Andrea Carfì: ha un’alta efficacia sulle persone anziane
Il momento più bello della vita?
«Quando ho visto i dati di fase uno sul vaccino. Dimostravano senza ombra di dubbio che era capace di stimolare difese sostanziali contro il coronavirus. Eravamo in teleconferenza. Subito dopo la lettura c’è stato un lungo momento di silenzio come se nessuno di noi avesse il coraggio di parlare. Sono stato io a rompere il ghiaccio. Dati eccezionali, ho esclamato. A quel punto sono scoppiati gli applausi».
Altre gioie?
«La vita di un ricercatore è fatta di tante piccole scoperte di biologia di base che spesso non fanno molto clamore ma sono comunque importanti e ci danno gioia. Passiamo alla vita privata. E allora le dico la nascita delle mie figlie, il tempo che passo con loro e tutte le volte che torno a casa».
Andrea Carfì, cresciuto a Vittoria, provincia di Ragusa («i luoghi di Montalbano, sa»), ha 51 anni e metà li ha passati all’estero, per accumulare una trafila di esperienze che lo hanno portato a capo del centro di ricerca sulle malattie infettive di Moderna, la seconda azienda al mondo ad aver trovato, prodotto e messo in commercio un vaccino anti-Covid. È stato il suo team a disegnarlo, assieme all’Nih (National health institute). In Usa la campagna di profilassi è stata avviata in questi giorni.
Come è cominciata la sua storia di scienziato?
«Fin dal liceo la chimica è la materia che più mi appassionava. All’università di Pavia, dove mi sono laureato, ho trovato un professore che ha acceso la mia curiosità di scoprire l’ignoto».
Intraprendente?
«La curiosità mi ha spinto fuori dall’Italia. Inghilterra, Spagna, Francia, Usa, sette anni all’Irbm di Pomezia e infine di nuovo Boston dove mi sono fermato 10 anni fa. Quando sono entrato in Moderna, era una piccola azienda. Qui mi trovo bene. Se sopporti il freddo e il cibo americano, è un buon posto dove far nascere e crescere i figli. Mia moglie è campana, biologa».

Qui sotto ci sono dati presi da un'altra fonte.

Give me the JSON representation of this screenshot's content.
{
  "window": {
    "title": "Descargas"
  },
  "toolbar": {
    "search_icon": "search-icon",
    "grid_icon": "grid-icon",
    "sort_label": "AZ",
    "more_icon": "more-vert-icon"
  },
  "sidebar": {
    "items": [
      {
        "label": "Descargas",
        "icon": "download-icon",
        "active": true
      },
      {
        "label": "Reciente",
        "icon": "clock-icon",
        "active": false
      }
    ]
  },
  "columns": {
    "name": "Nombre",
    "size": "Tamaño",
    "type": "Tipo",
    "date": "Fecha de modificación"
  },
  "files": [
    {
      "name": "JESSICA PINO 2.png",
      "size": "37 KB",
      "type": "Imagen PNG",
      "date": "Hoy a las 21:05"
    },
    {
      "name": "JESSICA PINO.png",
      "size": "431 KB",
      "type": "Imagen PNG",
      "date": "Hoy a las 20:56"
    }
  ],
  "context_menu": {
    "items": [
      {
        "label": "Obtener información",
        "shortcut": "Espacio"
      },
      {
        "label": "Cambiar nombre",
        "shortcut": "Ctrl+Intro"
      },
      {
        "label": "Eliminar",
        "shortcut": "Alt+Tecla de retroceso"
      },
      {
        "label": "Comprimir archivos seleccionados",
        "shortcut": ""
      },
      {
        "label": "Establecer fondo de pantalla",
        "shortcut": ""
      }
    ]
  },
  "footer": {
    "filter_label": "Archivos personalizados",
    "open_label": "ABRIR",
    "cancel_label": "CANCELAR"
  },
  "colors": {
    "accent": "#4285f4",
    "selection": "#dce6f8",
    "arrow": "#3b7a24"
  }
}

Che cosa significa disegnare un vaccino?
«Significa pensare qual è la sequenza genica da colpire, ipotizzare quale proteina si vuole generare e come migliorarla per ottenere la produzione di anticorpi. A Moderna avevamo già lavorato sui coronavirus, studiando quello della Mers, che appartiene alla stessa famiglia del Sars-CoV-2 e gli somiglia molto. Con l’Nih ci siamo sempre dedicati a vaccini contro le pandemie».
Poi è arrivato questo virus...
«A gennaio, quando si è avuta notizia dei casi di polmonite virale in Cina, ci siamo subito attivati, utilizzando l’esperienza nel disegnare vaccini contro i coronavirus. Da quando abbiamo conosciuto la sequenza del SarsCoV-2 a quando abbiamo avviato il primo studio clinico sono passati solo 63 giorni».
Preoccupato dalla minaccia della mutazione sequenziata in Gran Bretagna?
«No, siamo fiduciosi. Ci aspettiamo che le risposte procurate dal nostro vaccino siano ugualmente protettive. Pensiamo che gli anticorpi possano bloccare anche la variante. Non è la prima mutazione né sarà l’ultima. Questo virus cambierà continuamente, ma non rapidamente come succede ai virus influenzali, diversi ogni anno».
Dopo il via libera dell’Ema, il 6 gennaio, l’Italia riceverà quasi 11 milioni di dosi. Quali sono le caratteristiche del vostro vaccino?
«Può essere conservato a meno 20 gradi per 6 mesi e tra 2 e 8 gradi, quindi la temperatura del frigo di casa, per 30 giorni. Una volta fuori dalla refrigerazione resta valido per 12 ore. Ci sono dunque grandi vantaggi nell’uso. Inoltre non va diluito, è già pronto in flaconi da 10 dosi ciascuno».
È efficace sugli anziani?
«Ha un’alta efficacia sugli anziani e previene le forme più gravi di malattia. Se impedisce anche di contagiare altri? Già dopo la prima iniezione, al momento della seconda, i due terzi in meno delle persone risultavano contagiate il che suggerisce che il vaccino possa prevenire infezioni asintomatiche. Spero avremo all’inizio del 2021 nuovi dati».